After my breast cancer surgery, the factors which indicate whether I would benefit from chemotherapy were inconclusive. There was one further test available. The Oncotype DX test examines the activity of 21 genes in the tumour tissue of patients with early-stage oestrogen-receptor-positive (ER+) invasive breast cancer and calculates whether chemo will be effective or not.
My score was low (14/100), and so, like many others since this test was developed a few years ago, I do not have to go through the puking, hair-losing agonies of fighting cancer by throwing poisons at it. So far, so good.
So, what’s the catch? My tumour had to be sent to the USA to be tested. This took a few weeks, which delayed the start of my radiotherapy, reducing its effectiveness of in preventing the cancer returning. Radiotherapy is supposed to start within six weeks of surgery; mine started twelve weeks after. Only time will reveal the impact of this delay – but it could mean that my cancer comes back when it would not have done so otherwise.
Why did the tumour have to be posted half way round the world? The Oncotype DX test was developed and is run by a private company in the USA called Genomic Health. The NHS has been using it since approving it in 2013 and has to pay for each test, at around £2,500 a go. In countries without a public health service like ours, individuals have to pay this fee, either straight from their pocket or via their insurance premiums. Or they don’t have the test. So either they have unnecessary chemo, or they don’t have chemo because they can’t afford that either, hoping but not knowing that it would make no difference to the likelihood of their cancer returning.
From this ready market of the sick and afraid, Genomic Health’s 2016 revenues topped $300 million.

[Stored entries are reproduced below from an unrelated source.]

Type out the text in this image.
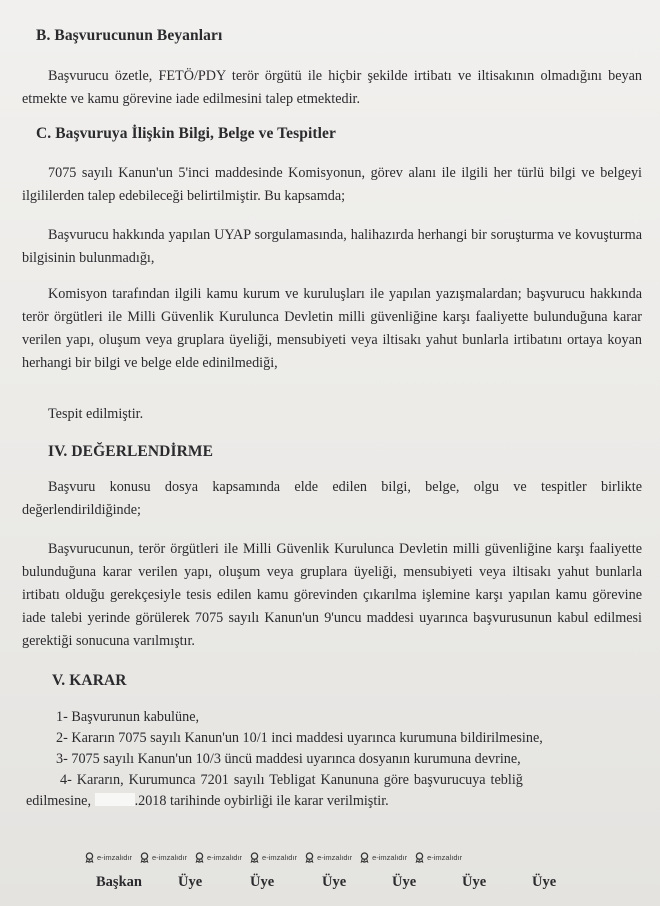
B. Başvurucunun Beyanları

Başvurucu özetle, FETÖ/PDY terör örgütü ile hiçbir şekilde irtibatı ve iltisakının olmadığını beyan etmekte ve kamu görevine iade edilmesini talep etmektedir.

C. Başvuruya İlişkin Bilgi, Belge ve Tespitler

7075 sayılı Kanun'un 5'inci maddesinde Komisyonun, görev alanı ile ilgili her türlü bilgi ve belgeyi ilgililerden talep edebileceği belirtilmiştir. Bu kapsamda;

Başvurucu hakkında yapılan UYAP sorgulamasında, halihazırda herhangi bir soruşturma ve kovuşturma bilgisinin bulunmadığı,

Komisyon tarafından ilgili kamu kurum ve kuruluşları ile yapılan yazışmalardan; başvurucu hakkında terör örgütleri ile Milli Güvenlik Kurulunca Devletin milli güvenliğine karşı faaliyette bulunduğuna karar verilen yapı, oluşum veya gruplara üyeliği, mensubiyeti veya iltisakı yahut bunlarla irtibatını ortaya koyan herhangi bir bilgi ve belge elde edinilmediği,

Tespit edilmiştir.

IV. DEĞERLENDİRME

Başvuru konusu dosya kapsamında elde edilen bilgi, belge, olgu ve tespitler birlikte değerlendirildiğinde;

Başvurucunun, terör örgütleri ile Milli Güvenlik Kurulunca Devletin milli güvenliğine karşı faaliyette bulunduğuna karar verilen yapı, oluşum veya gruplara üyeliği, mensubiyeti veya iltisakı yahut bunlarla irtibatı olduğu gerekçesiyle tesis edilen kamu görevinden çıkarılma işlemine karşı yapılan kamu görevine iade talebi yerinde görülerek 7075 sayılı Kanun'un 9'uncu maddesi uyarınca başvurusunun kabul edilmesi gerektiği sonucuna varılmıştır.

V. KARAR
1- Başvurunun kabulüne,
2- Kararın 7075 sayılı Kanun'un 10/1 inci maddesi uyarınca kurumuna bildirilmesine,
3- 7075 sayılı Kanun'un 10/3 üncü maddesi uyarınca dosyanın kurumuna devrine,
4- Kararın, Kurumunca 7201 sayılı Tebligat Kanununa göre başvurucuya tebliğ
edilmesine,	.2018 tarihinde oybirliği ile karar verilmiştir.
e-imzalıdır	e-imzalıdır	e-imzalıdır	e-imzalıdır	e-imzalıdır	e-imzalıdır	e-imzalıdır
Başkan Üye	Üye	Üye	Üye	Üye	Üye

Perhaps ironically, one of the benefits of the test is to prevent unnecessary treatment. In the USA, there is genuine concern about cancer being ‘over-treated’. In the UK, we would probably like to see more screening for breast cancer: for example, starting regular mammograms at a younger age than 50. But in the USA, the worry is the opposite: that women may be pressured into having more mammograms than necessary, to an extent that may even be harmful.
The difference between the two countries? In the USA, healthcare is a private market, where profit-making companies compete to pressure frightened patients into buying their products – whether medications or mammograms – and where the treatment you get depends on the content of your bank account. In the UK, we have a public National Health Service, which aims to provide treatments on the basis of need, but which receives inadequate funding from the government and shells out a portion of that to private companies such as Genomic Health.
Decisions on which treatments the NHS may buy from private companies fall to the National Institute for Health and Care Excellence (NICE), caught between the rock of insufficient funds and the hard place of profiteers’ demands. In December 2016, NICE declined a medication called Kadcyla, which prolongs the life of women with advanced breast cancer but which, at £90,000 per patient per year, was reckoned to be too expensive for the benefits it provides. Kadcyla is produced by Roche Pharmaceuticals, which made a core operating profit of 18.4bn Swiss Francs (about £14.5bn) in 2016.
These private companies are fully within their legal rights to refuse to share their medical breakthroughs with cancer treatment practitioners around the world, and instead to charge a fortune or to insist that every tumour to be tested is sent to California along with the fee, while patients wait impatiently.
The companies’ profiteering is not just lawful, it is the basic way in which capitalism operates. Capitalists own the means of production privately, and utilise them and workers' labour to produce products that they can sell at a profit. Capitalism thus provides a drive to develop new technologies, tests and treatments, and so has brought massive leaps forward in healthcare. But it also puts a hefty price-tag on them and reduces their effectiveness by building division and delay into the process.
Individual companies’ research departments are doubtless working very hard to develop new treatments – even cures – for cancer. After all, a crock of profit awaits the business that strikes cancer-cure gold. But imagine if, rather than thousands of different companies’ laboratories carrying out separate, secret, similar research, they all worked together, pooling knowledge and planning their investigations, collaborating in search not of riches but of alleviating human suffering. What if a new test were developed and laboratories all over the world were allowed to use it? What if life-extending medications were made available to patients on the basis of need not cost? That would be good, wouldn’t it?